Stawia im pytania, na które oni nie dają odpowiedzi. Musieliby odpowiedzieć jednoznacznie. Byliby wówczas w konflikcie z prawem szabatu. Pytaniem Jezus pragnie poruszyć wrażliwość ich serca. Oni w swoim sercu nie dostrzegają człowieka pragnącego być zdrowym lecz literę prawa. Inaczej można postawić owo pytanie: "Czy człowiek jest ważny, czy zachowanie prawa szabatu?"

Spotkanie to demaskuje bezduszność ich serca. Słowo Pana nie przebudziło ich wewnętrznie. Ludzka "formacja" ujawnia swoją pozorną wyższość nad mocą Bożego słowa. Tak byli ukształtowani. Odczuwali lęk w sercu, gdy pojawiała się myśl o naruszeniu szabatu. Jezus ich prowokuje do myślenia o naruszeniu prawa spoczynku w szabat.

Pytania mogą prowokować, pokazywać inne rozwiązania, niepokoić, aby człowiek mógł pójść dalej w rozumieniu tego, w czym dotychczas żył. W Nauczycielu nie ma postawy lekceważenia szabatu. Jego świadomość, serce, odczuwanie jest inne. On dostrzega wielkie pragnienie chorego człowieka do bycia zdrowym. Jego słuszne, uzasadnione pragnienie jest ważniejsze od przestrzegania w konkretnej chwili przepisu o szabacie.

Faryzeusze nie podążali za pragnieniami serca. Stąd ich serca były niewrażliwe na ludzką biedę, zarówno moralną jak i duchową. Nie współodczuwali z płaczącymi, nie czuli się upokorzeni i prześladowani z nieczystymi. Odnajdujemy w ich postawie rys odczłowieczenia.
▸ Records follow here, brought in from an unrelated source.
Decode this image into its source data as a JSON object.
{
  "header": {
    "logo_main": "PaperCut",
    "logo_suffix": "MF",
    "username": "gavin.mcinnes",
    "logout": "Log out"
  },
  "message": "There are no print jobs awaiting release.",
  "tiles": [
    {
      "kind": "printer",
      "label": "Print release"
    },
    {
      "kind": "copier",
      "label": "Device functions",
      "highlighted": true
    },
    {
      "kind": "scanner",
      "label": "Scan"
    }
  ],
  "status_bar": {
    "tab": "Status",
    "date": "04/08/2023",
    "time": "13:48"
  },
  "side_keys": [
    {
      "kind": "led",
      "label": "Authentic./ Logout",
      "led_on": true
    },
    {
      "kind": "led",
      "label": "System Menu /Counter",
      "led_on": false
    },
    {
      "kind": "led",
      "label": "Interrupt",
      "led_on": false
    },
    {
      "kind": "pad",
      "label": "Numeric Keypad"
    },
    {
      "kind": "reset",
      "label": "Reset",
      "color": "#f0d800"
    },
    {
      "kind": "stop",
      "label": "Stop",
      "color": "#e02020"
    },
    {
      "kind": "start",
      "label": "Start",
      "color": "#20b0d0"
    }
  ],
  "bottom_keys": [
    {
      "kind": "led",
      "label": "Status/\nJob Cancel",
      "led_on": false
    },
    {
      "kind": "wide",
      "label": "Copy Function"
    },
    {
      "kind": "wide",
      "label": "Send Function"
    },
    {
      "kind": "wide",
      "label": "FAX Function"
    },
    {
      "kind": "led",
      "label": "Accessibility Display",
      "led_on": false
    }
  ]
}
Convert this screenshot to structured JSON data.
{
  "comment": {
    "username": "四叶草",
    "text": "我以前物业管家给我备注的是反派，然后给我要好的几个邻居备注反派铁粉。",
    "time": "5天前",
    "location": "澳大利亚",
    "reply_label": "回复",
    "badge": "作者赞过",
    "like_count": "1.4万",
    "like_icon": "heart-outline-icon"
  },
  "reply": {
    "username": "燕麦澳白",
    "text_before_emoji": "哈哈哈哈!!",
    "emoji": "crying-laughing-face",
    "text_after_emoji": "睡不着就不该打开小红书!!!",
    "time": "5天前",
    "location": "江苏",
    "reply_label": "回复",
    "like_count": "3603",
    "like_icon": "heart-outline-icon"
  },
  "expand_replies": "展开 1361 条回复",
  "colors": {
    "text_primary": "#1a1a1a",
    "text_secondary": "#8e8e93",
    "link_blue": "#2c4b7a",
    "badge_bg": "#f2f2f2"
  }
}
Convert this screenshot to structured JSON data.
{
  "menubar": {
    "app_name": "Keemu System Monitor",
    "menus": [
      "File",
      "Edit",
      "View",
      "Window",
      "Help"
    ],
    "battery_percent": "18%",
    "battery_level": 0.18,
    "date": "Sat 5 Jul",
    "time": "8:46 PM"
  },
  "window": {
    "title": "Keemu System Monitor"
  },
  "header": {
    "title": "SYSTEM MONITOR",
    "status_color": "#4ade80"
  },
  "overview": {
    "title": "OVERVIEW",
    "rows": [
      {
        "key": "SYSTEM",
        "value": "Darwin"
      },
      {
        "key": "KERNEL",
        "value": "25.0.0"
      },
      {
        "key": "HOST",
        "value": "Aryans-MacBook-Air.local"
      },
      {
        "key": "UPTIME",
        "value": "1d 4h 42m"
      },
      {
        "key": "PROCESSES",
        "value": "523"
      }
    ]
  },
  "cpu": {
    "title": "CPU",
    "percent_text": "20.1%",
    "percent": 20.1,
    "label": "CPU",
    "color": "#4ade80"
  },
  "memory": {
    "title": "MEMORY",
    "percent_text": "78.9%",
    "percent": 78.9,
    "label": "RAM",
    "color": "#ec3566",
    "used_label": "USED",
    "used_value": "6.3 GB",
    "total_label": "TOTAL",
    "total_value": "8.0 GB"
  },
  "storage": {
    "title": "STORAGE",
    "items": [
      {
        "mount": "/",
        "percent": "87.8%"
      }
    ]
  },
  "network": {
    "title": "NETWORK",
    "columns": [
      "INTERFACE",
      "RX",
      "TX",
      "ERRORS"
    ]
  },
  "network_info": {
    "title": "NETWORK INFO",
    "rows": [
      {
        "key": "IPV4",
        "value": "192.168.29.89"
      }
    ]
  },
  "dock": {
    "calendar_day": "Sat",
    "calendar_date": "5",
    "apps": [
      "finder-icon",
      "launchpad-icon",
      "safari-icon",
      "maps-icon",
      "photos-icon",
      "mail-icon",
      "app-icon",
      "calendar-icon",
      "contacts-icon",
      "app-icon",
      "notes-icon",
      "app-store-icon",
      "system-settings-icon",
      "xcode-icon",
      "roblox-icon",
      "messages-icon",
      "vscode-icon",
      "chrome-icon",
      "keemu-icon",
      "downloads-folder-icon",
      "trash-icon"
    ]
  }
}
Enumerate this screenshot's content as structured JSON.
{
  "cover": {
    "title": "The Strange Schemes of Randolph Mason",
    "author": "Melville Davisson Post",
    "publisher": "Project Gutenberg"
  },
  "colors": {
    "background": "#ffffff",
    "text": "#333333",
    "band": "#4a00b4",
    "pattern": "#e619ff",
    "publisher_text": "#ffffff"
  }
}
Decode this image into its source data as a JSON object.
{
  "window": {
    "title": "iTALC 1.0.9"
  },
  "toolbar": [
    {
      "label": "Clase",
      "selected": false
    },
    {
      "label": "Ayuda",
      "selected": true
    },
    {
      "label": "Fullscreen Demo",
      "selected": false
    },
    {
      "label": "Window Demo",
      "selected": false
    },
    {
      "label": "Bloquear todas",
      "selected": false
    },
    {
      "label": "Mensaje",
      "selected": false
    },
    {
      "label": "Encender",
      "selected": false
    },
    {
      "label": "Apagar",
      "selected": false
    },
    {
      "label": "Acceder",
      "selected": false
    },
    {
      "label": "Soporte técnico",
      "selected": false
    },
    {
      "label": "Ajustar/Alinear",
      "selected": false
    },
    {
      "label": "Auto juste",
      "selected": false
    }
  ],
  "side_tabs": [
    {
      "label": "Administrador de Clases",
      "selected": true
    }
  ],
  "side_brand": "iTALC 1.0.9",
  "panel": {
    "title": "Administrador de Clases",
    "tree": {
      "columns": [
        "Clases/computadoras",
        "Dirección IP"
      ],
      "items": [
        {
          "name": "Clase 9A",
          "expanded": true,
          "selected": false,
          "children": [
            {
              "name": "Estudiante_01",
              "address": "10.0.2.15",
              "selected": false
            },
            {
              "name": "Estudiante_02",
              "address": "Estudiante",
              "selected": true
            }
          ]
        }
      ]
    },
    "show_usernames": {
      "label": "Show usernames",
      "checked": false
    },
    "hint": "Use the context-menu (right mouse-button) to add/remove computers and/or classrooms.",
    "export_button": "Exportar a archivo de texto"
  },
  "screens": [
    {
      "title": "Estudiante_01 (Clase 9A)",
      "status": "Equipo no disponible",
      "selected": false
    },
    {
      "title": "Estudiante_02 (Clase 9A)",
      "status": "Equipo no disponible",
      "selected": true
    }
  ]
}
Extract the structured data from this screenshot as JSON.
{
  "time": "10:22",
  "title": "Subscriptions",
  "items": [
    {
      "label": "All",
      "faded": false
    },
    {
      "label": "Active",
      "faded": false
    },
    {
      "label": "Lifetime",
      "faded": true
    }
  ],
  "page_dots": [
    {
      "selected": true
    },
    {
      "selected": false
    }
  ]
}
Rygorystyczne przestrzeganie prawa, może człowieka odczłowieczyć, czyli pozbawić tej wrażliwości, głębi serca, czułości, która opisuje najpełniej jego człowieczeństwo. Znakiem odczłowieczenia jest milczenie wówczas, kiedy powinni mówić. Milczenie opisuje ich stan serca. Nie byli w sercu, lecz umysłem oceniali rzeczywistość. Postrzegali swoją misję pośród innych w tym, aby oceniać, sądzić, odczuwając tym samym wyższość nad innymi.